Hassan (22) was lying in wait armed with a knife and bundled the teenager into a Ford Fiesta where he was repeatedly punched and his phone stolen.
He was driven to the home of the Raufs in Yardley where the victim’s face was covered with a hood and − having been put into a Vauxhall Astra − driven to his own home and forced to help another unknown accomplice steal a camera, Asian gold and £2,000 in cash.
The student was eventually dropped off in a Hall Green park where Hassan, now joined by 24-year-old Hamza Yusuf, was again subjected to a flurry of punches and kicks.

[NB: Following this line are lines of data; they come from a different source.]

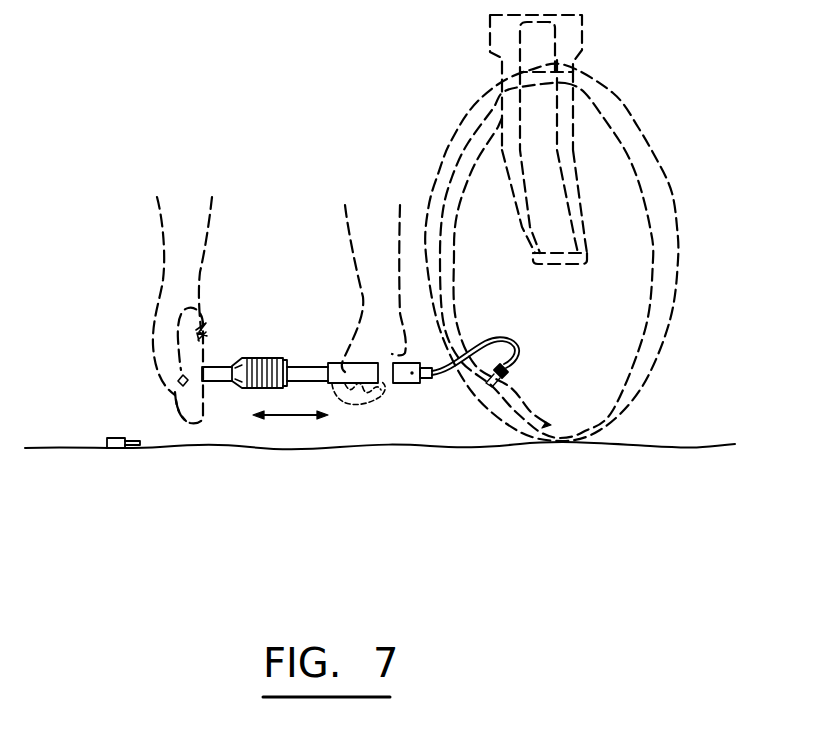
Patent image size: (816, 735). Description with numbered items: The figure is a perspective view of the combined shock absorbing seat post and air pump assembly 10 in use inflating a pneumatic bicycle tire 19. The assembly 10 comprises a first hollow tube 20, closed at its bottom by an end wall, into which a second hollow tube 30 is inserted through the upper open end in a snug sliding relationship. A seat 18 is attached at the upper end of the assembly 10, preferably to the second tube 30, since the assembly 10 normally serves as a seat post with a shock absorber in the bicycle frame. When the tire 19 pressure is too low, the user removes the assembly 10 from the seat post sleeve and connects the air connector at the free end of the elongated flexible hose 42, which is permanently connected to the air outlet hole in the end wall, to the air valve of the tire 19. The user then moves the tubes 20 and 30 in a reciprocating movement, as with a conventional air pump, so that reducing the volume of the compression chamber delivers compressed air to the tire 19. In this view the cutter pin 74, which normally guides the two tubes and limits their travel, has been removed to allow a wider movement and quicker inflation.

The combined shock absorbing seat post and air pump assembly 10 is at (290, 358).
The seat 18 is at (172, 401).
The pneumatic bicycle tire 19 is at (671, 193).
The first hollow tube 20 is at (415, 384).
The second hollow tube 30 is at (224, 402).
The elongated flexible hose 42 is at (445, 385).
The cutter pin 74 is at (108, 440).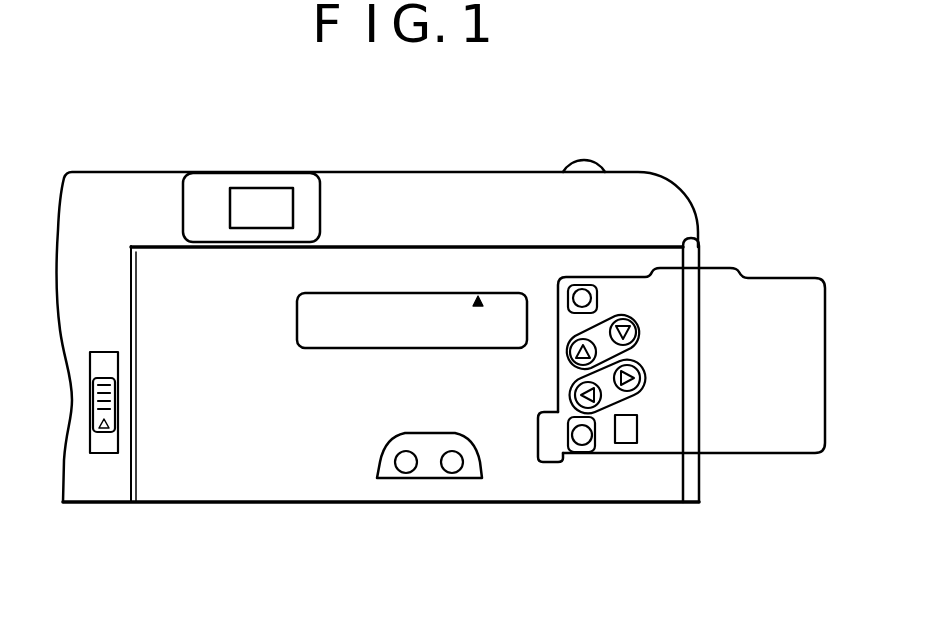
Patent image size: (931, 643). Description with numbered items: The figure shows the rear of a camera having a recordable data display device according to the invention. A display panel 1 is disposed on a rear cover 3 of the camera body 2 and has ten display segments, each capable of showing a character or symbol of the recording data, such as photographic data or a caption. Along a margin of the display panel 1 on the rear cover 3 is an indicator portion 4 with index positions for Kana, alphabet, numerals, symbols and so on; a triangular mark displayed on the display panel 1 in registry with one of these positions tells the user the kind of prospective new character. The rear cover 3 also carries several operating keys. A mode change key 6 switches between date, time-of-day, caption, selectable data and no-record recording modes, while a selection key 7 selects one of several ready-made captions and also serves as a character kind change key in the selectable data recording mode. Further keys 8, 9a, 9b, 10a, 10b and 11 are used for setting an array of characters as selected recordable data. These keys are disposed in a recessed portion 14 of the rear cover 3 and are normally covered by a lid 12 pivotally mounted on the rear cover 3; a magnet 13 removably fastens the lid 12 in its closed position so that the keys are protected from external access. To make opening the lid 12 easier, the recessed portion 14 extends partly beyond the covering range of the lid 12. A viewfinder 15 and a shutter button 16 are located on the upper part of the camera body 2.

The display panel 1 is at (338, 352).
The camera body 2 is at (672, 198).
The rear cover 3 is at (238, 492).
The indicator portion 4 is at (483, 305).
The mode change key 6 is at (405, 473).
The selection key 7 is at (452, 473).
The key 8 is at (581, 297).
The key 9a is at (573, 351).
The key 9b is at (640, 332).
The key 10a is at (574, 404).
The key 10b is at (640, 392).
The key 11 is at (580, 447).
The lid 12 is at (808, 450).
The magnet 13 is at (640, 440).
The recessed portion 14 is at (543, 450).
The viewfinder 15 is at (268, 188).
The shutter button 16 is at (603, 164).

Police officers arrested the siblings from their home address two weeks later and seized CCTV showing Yusuf’s role in the kidnap and assault.
At Birmingham Crown Court on 4 December last year they were found guilty of kidnap, while Ibrahim was found guilty of a further charge of robbery and Hassan was found guilty of a further charges of robbery and conspiracy to burgle.
And today (25 June) they were sentenced at the same court:
Ibrahim Rauf, aged 18, Fastpits Road, Yardley, was sentenced to four years.
Hamza Yusuf, aged 24, of Springfield Road, Moseley, was sentenced to six years.
Hassan, of Fastpits Road, Yardley, is currently wanted for failing to appear at court and there is a warrant out for his arrest. He was sentenced in his absence to nine years.
Detective Craig Tennant from force CID, said, “This was very much an act of revenge: they believed the victim was involved in an earlier robbery in which Ibrahim Rauf’s phone was stolen. However, there was no evidence to suggest their claims were founded − and their reaction, kidnapping the teenager, attacking him, and threatening him with weapons, was totally unacceptable.
“There is never any excuse for people to take grievances into their own hands and carry out vigilante attacks − and anyone who does risks being jailed.”